Gas storage in shale primarily includes three forms: free gas in the fractures or macropores, adsorbed gas upon the kerogen surface, and absorbed gas in the kerogen matrix. However, current techniques cannot distinguish the adsorbed and absorbed gas, which restrict the understanding of gas storage and transport mechanisms through shale kerogen. On the basis of the grand canonical Monte Carlo (GCMC) simulations, we propose a technique to determine the independent adsorption and absorption isotherms of methane within slit-shaped shale kerogen under supercritical conditions. We observe that if the pore pressure is higher than ~3.5 MPa, the absorption amount is much smaller than that of adsorbed gas; however, at lower pressures, the absorption capacity is superior to that of the adsorption. Meanwhile, the ratio between adsorption and absorption quantities continuously increases with pressure. We probe the underlying mechanisms and study the effect of slit aperture, temperature, as well as moisture on gas adsorption and absorption capacity. Enlarging the slit aperture increases the adsorbed gas contents but shows only a negligible effect on the absorption capacity. Heating facilitates the escapement of gas molecules, thus leading to the inhibition of both adsorption and absorption capacities. Water molecules occupying the adsorption site on the slit surface impedes methane adsorption, but the absorption capacity within the kerogen matrix remains unchanged. This work elucidates the gas adsorption and absorption behavior in shale kerogen and sheds light on the storage and transport of hydrocarbons in nanoporous materials.

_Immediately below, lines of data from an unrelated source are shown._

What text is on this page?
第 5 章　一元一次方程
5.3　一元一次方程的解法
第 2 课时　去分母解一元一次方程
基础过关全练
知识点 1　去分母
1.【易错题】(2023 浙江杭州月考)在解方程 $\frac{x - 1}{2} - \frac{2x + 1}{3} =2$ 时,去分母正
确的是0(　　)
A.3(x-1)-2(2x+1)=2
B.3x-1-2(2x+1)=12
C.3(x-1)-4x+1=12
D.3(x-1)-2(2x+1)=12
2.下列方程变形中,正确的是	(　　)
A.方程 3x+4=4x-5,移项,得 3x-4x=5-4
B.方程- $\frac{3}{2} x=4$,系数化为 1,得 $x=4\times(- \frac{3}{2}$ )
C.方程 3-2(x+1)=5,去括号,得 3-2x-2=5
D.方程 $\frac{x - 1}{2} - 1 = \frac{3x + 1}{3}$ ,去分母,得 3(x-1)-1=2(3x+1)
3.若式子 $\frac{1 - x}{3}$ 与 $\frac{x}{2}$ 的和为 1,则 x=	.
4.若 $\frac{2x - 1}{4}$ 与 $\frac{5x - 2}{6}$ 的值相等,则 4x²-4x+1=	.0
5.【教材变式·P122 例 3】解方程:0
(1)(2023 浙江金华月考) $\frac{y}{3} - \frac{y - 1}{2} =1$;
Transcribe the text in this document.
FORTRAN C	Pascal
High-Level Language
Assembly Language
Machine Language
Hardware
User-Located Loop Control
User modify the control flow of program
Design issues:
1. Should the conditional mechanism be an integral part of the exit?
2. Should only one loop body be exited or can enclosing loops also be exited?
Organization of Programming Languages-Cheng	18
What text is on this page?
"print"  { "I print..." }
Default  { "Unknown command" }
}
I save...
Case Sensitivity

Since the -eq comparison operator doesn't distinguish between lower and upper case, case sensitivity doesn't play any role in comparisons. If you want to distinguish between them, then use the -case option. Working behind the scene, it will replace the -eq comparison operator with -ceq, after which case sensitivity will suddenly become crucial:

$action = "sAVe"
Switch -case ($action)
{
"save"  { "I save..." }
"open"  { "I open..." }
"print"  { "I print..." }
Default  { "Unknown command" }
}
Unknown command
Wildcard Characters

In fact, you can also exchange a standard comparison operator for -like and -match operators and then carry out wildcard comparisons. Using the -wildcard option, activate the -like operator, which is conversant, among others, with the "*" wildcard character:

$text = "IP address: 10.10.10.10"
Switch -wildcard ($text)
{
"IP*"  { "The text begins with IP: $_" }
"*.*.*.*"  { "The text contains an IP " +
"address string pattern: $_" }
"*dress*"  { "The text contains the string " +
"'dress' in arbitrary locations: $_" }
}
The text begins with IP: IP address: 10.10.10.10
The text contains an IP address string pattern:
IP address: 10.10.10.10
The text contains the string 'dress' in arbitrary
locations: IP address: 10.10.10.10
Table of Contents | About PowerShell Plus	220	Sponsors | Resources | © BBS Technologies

页岩中的储气主要包括三种形式：裂缝或大孔中的游离气体，干酪根表面上的吸附气体和干酪根基质中的吸附气体。但是，当前的技术无法区分吸附和吸收的气体，这限制了对通过页岩干酪根的储气和输运机理的理解。在大经典蒙特卡洛（GCMC）模拟的基础上，我们提出了一种确定超临界条件下缝状页岩干酪根中甲烷的独立吸附和吸收等温线的技术。我们观察到，如果孔隙压力高于〜3.5 MPa，则吸收量远小于吸附气体的吸收量。但是，在较低的压力下，吸收能力优于吸附能力。与此同时，吸附量和吸收量之比随压力连续增加。我们探究了潜在的机理，并研究了狭缝孔径，温度以及水分对气体吸附和吸收能力的影响。增大缝隙孔径会增加吸附气体的含量，但对吸收能力的影响仅可忽略不计。加热促进气体分子的逸出，从而导致吸附和吸收能力的抑制。占据狭缝表面上吸附位点的水分子阻碍了甲烷的吸附，但是干酪根基质内的吸收能力保持不变。这项工作阐明了页岩干酪根中的气体吸附和吸收行为，并为纳米多孔材料中碳氢化合物的储存和运输提供了启示。